Helmie en Ton deden er 49 minuten over, Henk 58 minuten en Mike en ik 59 minuten. Na afloop kon er worden gezwommen en ontbeten in het zwembad van het hotel, waar we eerder ook hadden ingeschreven en ons hadden omgekleed.
Naderhand konden wij onszelf – Helmie als derde dame en ikzelf bij het ontbijt – terugzien op televisie, via de kabelkrant Terschelling.

Weer later hebben we fietsen gehuurd en een fietstocht gemaakt. Daarin was een korte strandwandeling begrepen en een bezoek aan een ‘cranberry-museum’. Naast allerlei produkten die op de befaamde veenbes zijn gebaseerd, werden ook gebruikvoorwerpen en tal van opgezette vogels die op het eiland voorkomen, geëxposeerd.
In een belendende ruimte was ook een proeverij van allerlei Cranberry-drankjes: wijnen, sappen, ‘bittertjes’ en likeur. Zelf was ik nogal gecharmeerd van ‘Smientjes’, een zachte likeurachtige wijn. Daar heb ik nog een fles van gekocht ‘voor thuis’, naast een glazen fles met cranberry-thee en cranberry-rozijntjes.
Vervolgens een kort bezoek aan het Wrakkenmuseum. Ton liet zich daar een flink bord nasi goed smaken, de anderen beperkten zich tot chocolademelke, koffie, pannenkoeken en/of cranberry-gebak.
Toen vlug terug, naar het VVV-kantoor in West-Terschelling. Ik moest daar een huur-chip regelen, want vorige week ben ik mijn hardloopschoenen kwijtgeraakt, met daarin mijn vaste chip.

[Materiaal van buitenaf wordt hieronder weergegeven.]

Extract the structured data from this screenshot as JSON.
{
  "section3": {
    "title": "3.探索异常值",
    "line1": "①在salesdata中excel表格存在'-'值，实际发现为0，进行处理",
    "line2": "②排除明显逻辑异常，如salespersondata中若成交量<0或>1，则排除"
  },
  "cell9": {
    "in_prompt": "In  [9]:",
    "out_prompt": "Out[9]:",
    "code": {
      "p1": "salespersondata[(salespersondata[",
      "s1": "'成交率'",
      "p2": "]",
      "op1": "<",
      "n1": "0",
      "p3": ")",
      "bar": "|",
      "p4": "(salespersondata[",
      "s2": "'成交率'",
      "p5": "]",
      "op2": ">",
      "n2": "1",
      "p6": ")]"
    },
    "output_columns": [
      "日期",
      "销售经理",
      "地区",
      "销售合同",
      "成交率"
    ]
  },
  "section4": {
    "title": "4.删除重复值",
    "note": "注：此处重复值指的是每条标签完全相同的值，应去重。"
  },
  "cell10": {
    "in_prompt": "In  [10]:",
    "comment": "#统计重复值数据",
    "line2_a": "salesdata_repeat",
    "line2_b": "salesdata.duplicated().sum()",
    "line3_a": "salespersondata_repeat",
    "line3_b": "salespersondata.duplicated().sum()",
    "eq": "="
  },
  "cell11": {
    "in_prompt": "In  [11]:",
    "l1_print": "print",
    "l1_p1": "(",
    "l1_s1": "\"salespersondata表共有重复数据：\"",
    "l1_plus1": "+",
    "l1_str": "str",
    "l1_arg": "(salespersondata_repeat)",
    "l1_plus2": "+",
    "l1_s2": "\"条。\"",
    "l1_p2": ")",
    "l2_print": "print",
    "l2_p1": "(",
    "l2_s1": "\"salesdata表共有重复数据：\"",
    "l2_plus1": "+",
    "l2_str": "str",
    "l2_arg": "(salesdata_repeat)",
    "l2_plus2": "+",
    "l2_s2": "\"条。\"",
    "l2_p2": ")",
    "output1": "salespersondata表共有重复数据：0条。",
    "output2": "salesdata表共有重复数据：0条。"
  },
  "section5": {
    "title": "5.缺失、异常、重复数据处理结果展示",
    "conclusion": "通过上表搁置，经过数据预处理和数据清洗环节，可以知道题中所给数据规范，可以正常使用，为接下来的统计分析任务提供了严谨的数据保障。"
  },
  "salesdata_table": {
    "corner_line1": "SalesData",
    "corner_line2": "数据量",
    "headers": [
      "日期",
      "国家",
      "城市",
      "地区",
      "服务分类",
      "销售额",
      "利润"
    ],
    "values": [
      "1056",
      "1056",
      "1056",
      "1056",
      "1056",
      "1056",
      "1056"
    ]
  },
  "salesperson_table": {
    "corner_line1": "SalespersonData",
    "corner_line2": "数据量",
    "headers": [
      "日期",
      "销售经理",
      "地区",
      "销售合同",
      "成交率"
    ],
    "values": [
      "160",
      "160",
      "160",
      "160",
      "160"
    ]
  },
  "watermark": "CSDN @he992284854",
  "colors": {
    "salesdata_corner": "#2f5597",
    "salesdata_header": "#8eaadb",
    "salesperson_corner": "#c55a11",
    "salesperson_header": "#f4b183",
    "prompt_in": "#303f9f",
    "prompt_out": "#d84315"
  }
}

We kwamen daar ook nog de andere mensen van Haag Atletiek tegen.
En of het allemaal nog niet genoeg was, hebben we aansluitend op het VVV-bezoek nog een stuk gewandeld. Eerst ging het duin-opwaarts, vanwaar je een mooi uitzicht hebt op de haven en het wad van West-Terschelling. Daarna daalden wij af en keerden via een omweg door de duinen terug. We liepen op een pad langs de kust, met een mooi uitzicht over het wad met ondergaande zon.
Zelf keerde ik terug naar huis, terwijl Ton, Helmie en Mike in de buurt van de haven bleven om daar koffie te drinken. Het wachten was nu nog op Margreet. Zij zou komen maar op dat moment was nog niet duidelijk wanneer. Thuisgekomen – Henk was daar trouwens al – hebben wij een fles wijn voor de helft soldaat gemaakt onder het genot van crackertjes met brie. Korte tijd later belde Helmie, we gingen samen terug naar het dorp om te gaan eten.